気胸は肺が部分的にまたは全体的に虚脱する状態で、さまざまな要因が原因となります。以下に代表的な原因をまとめました。
1. 鈍的胸部外傷
自動車事故やスポーツ中の衝撃など、胸部への強い鈍的外傷が肺の破裂や空気漏れを引き起こし、気胸になることがあります。
2. 鋭利な胸部外傷
刺傷や銃創などの貫通傷は肺に直接穴を開け、空気が胸腔に漏れ出すため気胸が生じます。
3. 人工呼吸(機械換気)
特に陽圧換気を行う際、過度の圧力が肺組織を損傷し、気胸を誘発することがあります。
4. 医原性(医療処置)
胸腔穿刺(胸水や空気の吸引)、中心静脈カテーテル留置、胸部手術などの医療行為が原因で肺に穴が開くことがあります。
5. 自発性気胸
明確な外傷や手術がなくても、肺の弱い部分が破裂して起こることがあります。
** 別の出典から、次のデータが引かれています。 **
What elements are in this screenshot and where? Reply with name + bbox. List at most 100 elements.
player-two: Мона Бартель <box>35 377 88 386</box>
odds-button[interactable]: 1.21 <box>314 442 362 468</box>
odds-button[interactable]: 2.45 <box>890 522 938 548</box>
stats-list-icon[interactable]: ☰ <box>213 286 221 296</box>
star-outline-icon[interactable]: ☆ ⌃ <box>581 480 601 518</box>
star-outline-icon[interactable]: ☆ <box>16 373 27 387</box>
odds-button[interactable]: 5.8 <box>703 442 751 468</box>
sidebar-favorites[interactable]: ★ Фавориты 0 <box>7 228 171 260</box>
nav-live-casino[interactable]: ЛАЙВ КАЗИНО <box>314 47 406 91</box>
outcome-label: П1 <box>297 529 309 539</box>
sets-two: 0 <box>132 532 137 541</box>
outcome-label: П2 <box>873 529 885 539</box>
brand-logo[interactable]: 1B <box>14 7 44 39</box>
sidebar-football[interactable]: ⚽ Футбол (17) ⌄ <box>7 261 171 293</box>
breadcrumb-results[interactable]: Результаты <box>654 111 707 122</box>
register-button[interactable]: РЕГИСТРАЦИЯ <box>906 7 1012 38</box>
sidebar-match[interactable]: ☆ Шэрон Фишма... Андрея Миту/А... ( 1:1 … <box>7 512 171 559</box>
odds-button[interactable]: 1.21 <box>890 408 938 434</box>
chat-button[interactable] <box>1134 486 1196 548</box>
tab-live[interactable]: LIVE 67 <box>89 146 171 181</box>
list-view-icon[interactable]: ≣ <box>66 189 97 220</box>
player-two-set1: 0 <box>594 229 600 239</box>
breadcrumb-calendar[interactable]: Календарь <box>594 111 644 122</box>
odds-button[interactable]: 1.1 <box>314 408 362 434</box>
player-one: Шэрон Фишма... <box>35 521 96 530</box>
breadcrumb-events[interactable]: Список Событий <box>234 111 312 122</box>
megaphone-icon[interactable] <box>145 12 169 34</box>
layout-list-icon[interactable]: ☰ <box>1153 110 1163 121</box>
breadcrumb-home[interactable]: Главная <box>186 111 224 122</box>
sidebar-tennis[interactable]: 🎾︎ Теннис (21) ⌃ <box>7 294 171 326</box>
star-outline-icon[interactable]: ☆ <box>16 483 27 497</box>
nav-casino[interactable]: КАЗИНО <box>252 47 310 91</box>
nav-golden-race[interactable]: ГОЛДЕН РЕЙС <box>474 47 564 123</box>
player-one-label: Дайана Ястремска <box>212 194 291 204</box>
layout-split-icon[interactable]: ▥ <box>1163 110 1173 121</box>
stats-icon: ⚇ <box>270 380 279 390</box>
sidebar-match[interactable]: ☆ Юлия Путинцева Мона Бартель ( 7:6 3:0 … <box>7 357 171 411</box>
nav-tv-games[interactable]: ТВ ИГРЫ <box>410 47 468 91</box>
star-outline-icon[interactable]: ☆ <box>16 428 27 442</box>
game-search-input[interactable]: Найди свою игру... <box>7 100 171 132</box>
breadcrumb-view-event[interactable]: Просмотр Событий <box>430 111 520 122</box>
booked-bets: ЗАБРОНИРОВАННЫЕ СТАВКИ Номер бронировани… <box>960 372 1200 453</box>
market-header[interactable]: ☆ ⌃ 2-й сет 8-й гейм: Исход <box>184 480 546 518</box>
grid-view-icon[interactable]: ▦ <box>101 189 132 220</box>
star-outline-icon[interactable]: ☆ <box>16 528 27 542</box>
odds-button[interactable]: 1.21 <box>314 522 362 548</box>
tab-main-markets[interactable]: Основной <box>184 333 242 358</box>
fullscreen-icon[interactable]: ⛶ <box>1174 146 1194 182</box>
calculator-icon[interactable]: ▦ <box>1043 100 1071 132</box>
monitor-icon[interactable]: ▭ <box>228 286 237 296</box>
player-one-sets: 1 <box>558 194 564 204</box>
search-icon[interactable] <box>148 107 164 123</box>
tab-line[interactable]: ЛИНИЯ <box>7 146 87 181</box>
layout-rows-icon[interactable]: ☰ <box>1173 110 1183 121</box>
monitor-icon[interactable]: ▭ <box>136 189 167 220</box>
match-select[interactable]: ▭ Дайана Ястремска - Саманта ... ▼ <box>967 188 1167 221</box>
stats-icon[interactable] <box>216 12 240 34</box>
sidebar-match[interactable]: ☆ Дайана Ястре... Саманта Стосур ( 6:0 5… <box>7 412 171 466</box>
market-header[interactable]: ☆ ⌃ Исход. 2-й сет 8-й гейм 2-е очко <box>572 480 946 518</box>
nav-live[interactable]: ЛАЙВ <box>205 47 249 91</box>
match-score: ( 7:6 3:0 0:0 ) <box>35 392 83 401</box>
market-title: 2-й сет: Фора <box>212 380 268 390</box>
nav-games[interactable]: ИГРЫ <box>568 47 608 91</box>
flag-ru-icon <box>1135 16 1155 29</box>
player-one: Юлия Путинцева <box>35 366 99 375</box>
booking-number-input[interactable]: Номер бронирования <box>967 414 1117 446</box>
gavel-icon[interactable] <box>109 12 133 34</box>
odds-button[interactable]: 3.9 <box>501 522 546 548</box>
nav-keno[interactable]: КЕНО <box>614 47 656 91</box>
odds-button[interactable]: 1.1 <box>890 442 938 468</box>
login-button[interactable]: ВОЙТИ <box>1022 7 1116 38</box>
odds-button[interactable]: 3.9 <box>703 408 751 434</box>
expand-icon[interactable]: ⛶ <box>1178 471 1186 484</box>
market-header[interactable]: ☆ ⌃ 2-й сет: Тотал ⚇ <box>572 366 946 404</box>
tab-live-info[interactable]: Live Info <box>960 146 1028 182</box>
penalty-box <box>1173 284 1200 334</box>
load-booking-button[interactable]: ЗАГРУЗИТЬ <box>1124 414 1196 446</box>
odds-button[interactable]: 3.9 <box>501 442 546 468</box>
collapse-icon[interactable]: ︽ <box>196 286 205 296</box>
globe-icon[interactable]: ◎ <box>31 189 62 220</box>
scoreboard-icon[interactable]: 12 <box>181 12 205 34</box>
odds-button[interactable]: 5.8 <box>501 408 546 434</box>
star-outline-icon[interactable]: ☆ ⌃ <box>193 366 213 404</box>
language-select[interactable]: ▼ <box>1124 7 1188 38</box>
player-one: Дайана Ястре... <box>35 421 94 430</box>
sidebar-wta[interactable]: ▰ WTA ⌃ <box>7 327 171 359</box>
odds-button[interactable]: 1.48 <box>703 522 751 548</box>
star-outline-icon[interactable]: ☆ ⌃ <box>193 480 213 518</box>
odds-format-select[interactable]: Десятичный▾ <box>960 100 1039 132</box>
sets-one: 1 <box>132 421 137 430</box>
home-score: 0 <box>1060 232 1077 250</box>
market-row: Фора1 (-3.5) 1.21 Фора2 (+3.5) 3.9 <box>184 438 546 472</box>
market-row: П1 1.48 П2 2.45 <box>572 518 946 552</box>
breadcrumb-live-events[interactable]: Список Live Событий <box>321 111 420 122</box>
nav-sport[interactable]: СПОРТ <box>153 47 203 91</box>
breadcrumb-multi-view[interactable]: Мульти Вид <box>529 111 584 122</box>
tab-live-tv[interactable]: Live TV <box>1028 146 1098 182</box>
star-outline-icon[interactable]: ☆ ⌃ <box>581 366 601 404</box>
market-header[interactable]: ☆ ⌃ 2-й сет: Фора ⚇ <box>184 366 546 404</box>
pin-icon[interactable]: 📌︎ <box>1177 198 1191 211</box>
喫煙者や慢性閉塞性肺疾患(COPD)患者、遺伝的要因を持つ人に多く見られます。
6. バロトラウマ(気圧変化)
スキューバダイビングや高高度での急激な気圧変化により肺が過伸展し、空気が胸腔に漏れることがあります。
7. 基礎肺疾患
COPD、喘息、嚢胞性線維症、肺感染症など、肺組織が脆弱になる疾患は気胸のリスクを高めます。
突然の鋭い胸痛、息切れ、心拍数の増加、呼吸困難などの症状が現れたら、速やかに医療機関を受診してください。